La santé publique américaine (CDC) justifie la période de 5 jours par le fait que «la majorité de la contagion du SRAS-CoV-2 survient tôt dans la maladie, généralement entre une couple de jours avant l’apparition des symptômes et 2-3 jours après. Et il est vrai que des résultats scientifiques pointent dans cette direction. Une étude allemande parue l’été dernier dans Science a examiné environ 25 000 cas de COVID (incluant 6000 présymptomatiques, asymptomatiques ou peu symptomatiques) et conclu que «la charge virale atteint un sommet en moyenne 4,3 jours après l’infection» ce qui, en tenant compte de la durée d’incubation (soit la période entre l’infection et l’apparition des symptômes) donne un maximum de contagiosité «entre 1 et 3 jours avant les symptômes».
Mais même cette étude-là montre qu’au bout de 5 jours, il reste encore des malades infectieux. Alors combien exactement ? Il existe beaucoup de travaux qui ont tenté de répondre à cette question. La plupart ont compté le nombre de jours où les tests PCR continuent de détecter le virus chez les malades. En général, ce sont ces études-là qui ont trouvé les plus longues périodes où les patients demeurent potentiellement contagieux — celle-ci par exemple, parue l’an dernier dans Nature Communications, a détecté le SRAS-CoV-2 pendant 8 jours en moyenne après l’apparition des symptômes, et 5 % des sujets étaient toujours positifs au bout de 15 jours.

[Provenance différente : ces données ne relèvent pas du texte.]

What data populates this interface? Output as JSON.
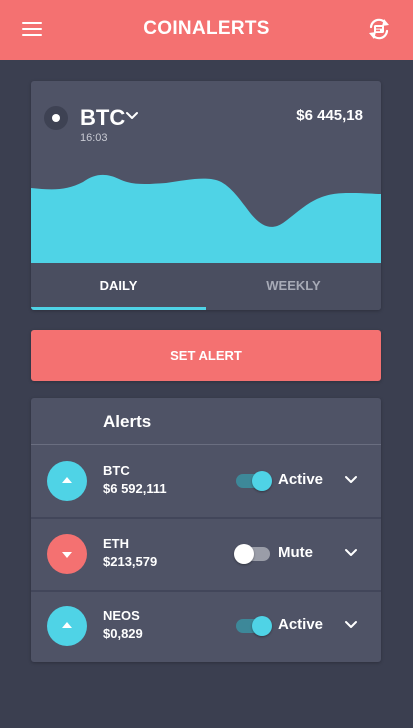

Cependant, les tests PCR ne donnent pas toujours une bonne idée de la contagiosité parce qu’ils ne font rien de plus que dire si des gènes du virus sont présents ou absents. Ils ne font pas la différence entre les gènes d’un virus parfaitement fonctionnel et les gènes qui se trouvent sur des bouts de virus «morts». Idéalement, pour se faire une vraie idée de la durée de la transmission, il faut tenter de «cultiver» les virus que l’on prélève chez les patients : si on parvient à faire se multiplier les virus en labo, c’est que le patient est encore contagieux. Mais si les virus ne se multiplient plus in vitro, c’est qu’il n’y a plus de transmission possible.
C’est un exercice apparemment très fastidieux et exigeant en termes de ressources, mais certains labos l’ont fait. Par exemple, une étude parue au début de 2021 dans le New England Journal of Medicine a tenté de cultiver les SRAS-CoV-2 prélevés sur des patients jusqu’à 19 jours après l’apparition des symptômes, mais la majorité des virus «cultivables» ont été trouvés pendant la première semaine, grosso modo. Il en restait tout de même quelques uns qui étaient toujours contagieux about de 10 et même 12 jours après le début des symptômes.
D’après des modélisations du UK Health Agency, au bout de 5 jours, près du tiers des malades (31 %) sont encore contagieux, ce qui n’est pas mince. Alors oui, il reste encore une possibilité de passer le virus aux autres au bout de 5 jours. Ça n'est pas le maximum d'infectiosité, mais c'est très clairement plus que quand la barre était à 10 jours.